U.S. Warns the World about 19,000 ISIS Fighters on the Loose

ISIS may be under pressure in Syria and Iraq, but that may mean greater threats outside the immediate combat zone, which has fueled worries by Western officials. As a result, the United States has compiled a list that it’s circulating to other countries of 19,000 ISIS foreign fighters presumed to be on the loose.


Meanwhile, Interpol also has a list of 173 potential ISIS suicide bombers that may be targeting Europe.

Last week, the head of U.S. Special Operations Command (SOCOM), Gen. Tony Thomas, spoke to the Aspen Security Forum, where he estimated that 60,000-70,000 ISIS fighters had been killed.

Ongoing campaigns targeting ISIS in Mosul and Raqqa have made considerable gains, but they have pushed many ISIS fighters out of those areas, with many returning to their home countries. In many cases, these countries don’t even know they’ve returned from the fields of jihad.
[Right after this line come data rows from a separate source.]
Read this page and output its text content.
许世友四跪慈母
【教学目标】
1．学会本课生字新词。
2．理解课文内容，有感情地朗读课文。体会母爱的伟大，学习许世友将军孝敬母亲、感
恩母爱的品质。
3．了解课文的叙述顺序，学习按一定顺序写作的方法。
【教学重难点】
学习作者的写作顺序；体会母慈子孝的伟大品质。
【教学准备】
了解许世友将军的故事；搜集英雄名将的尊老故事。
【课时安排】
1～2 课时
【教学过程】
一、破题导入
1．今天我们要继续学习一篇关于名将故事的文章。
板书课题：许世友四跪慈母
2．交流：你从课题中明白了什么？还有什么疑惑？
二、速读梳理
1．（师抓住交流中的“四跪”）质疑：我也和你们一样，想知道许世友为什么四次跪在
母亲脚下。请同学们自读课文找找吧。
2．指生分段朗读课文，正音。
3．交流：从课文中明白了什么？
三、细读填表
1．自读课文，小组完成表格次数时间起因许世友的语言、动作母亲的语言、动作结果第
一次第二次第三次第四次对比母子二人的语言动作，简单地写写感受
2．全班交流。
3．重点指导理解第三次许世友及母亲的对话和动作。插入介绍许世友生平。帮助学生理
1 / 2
In an interview in The New Yorker published on Thursday, Brett McGurk, presidential envoy to the Global Coalition to Defeat ISIS, said that the U.S. has compiled a list of 19,000 ISIS foreign fighters it is circulating to other countries:

When we started, in 2014, ISIS propaganda outnumbered anti-ISIS propaganda six to one [online]. That ratio’s now reversed. Twitter’s taken off hundreds of thousands of pro-ISIS handles. This is a multifaceted effort not just with governments. It is private sector, it is religious, it is civil society. What law-enforcement people need is information. If we get a phone off the battlefield, or a notebook, or an address book, we are able to vet and verify names, and we have now built a database of nineteen thousand names of known foreign fighters who have tried to join or are affiliated with ISIS [or its sympathizers]. We share that with host nations, and they share it with Interpol.

TNY: The nineteen thousand fighters, affiliates, and sympathizers—do we believe they are still alive, or are many of them dead?

Most of them are alive.


This U.S. list is most likely behind The Guardian report published last week that European countries are on the lookout for 173 potential ISIS suicide bombers that may be intending to target the West.

According to The Guardian:

Interpol has circulated a list of 173 Islamic State fighters it believes could have been trained to mount suicide attacks in Europe in revenge for the group’s military defeats in the Middle East.

The global crime fighting agency’s list was drawn up by US intelligence from information captured during the assault on Isis territories in Syria and Iraq.

European counter-terror networks are concerned that as the Isis “caliphate” collapses, there is an increasing risk of determined suicide bombers seeking to come to Europe, probably operating alone.

The UK, France, and Germany have already had hundreds of jihadists return from Iraq and Syria:

Earlier this month, I reported here at PJ Media on comments by Sweden’s spy chief, who said they have seen the number of ISIS sympathizers increase tenfold:

This year we’ve seen a rash of ISIS-inspired terror attacks in Europe, with multiple incidents in Paris and London, as well as attacks in Brussels, Stockholm, and the suicide bombing in Manchester.


The scope and scale of the ISIS foreign fighter threat to the West is simply unprecedented. And most of the focus of authorities is on returning ISIS fighters and not on similar threats.

As I reported here just a month ago, former Western intelligence officials are publicly expressing their concerns that their former colleagues are vastly understating the extent of the potential terror problem.

Before the beginning of the Arab Spring and the surge of Next Wave jihadist fighters, terror expert Thomas Hegghammer estimated that in the three decades since 1980, anywhere from 10,000 to 30,000 foreign fighters participated in jihadist wars from Bosnia to the Philippines, which would include the Arab Afghans from the Afghan-Soviet War.


Many of those jihadist foreign fighters ended up as part of the international Al-Qaeda network, conducting attacks over more than 20 years.

Now we’re seeing a new generation of jihadist foreign fighters — with a force nearly the same size — develop in just a few years, not over three decades.

This illustrates that it’s not just a problem in the immediate term. As these fighters return to their home countries — including the U.S. — they will build their own domestic networks that will present an ongoing threat for decades to come.

We’ve already seen the number of terror arrests in the U.S. and the EU climbing (I reported earlier this week on the 130th ISIS-related terror arrest here in the U.S. since March 2014), but the attacks and fatalities are also rising.

Terrorism is already at an all-time high, but the spike in terror arrests may not be nearly enough.

What the revelation of the U.S. warning of 19,000 ISIS fighters on the loose around the world may mean is that what we’ve seen is most likely just the beginning.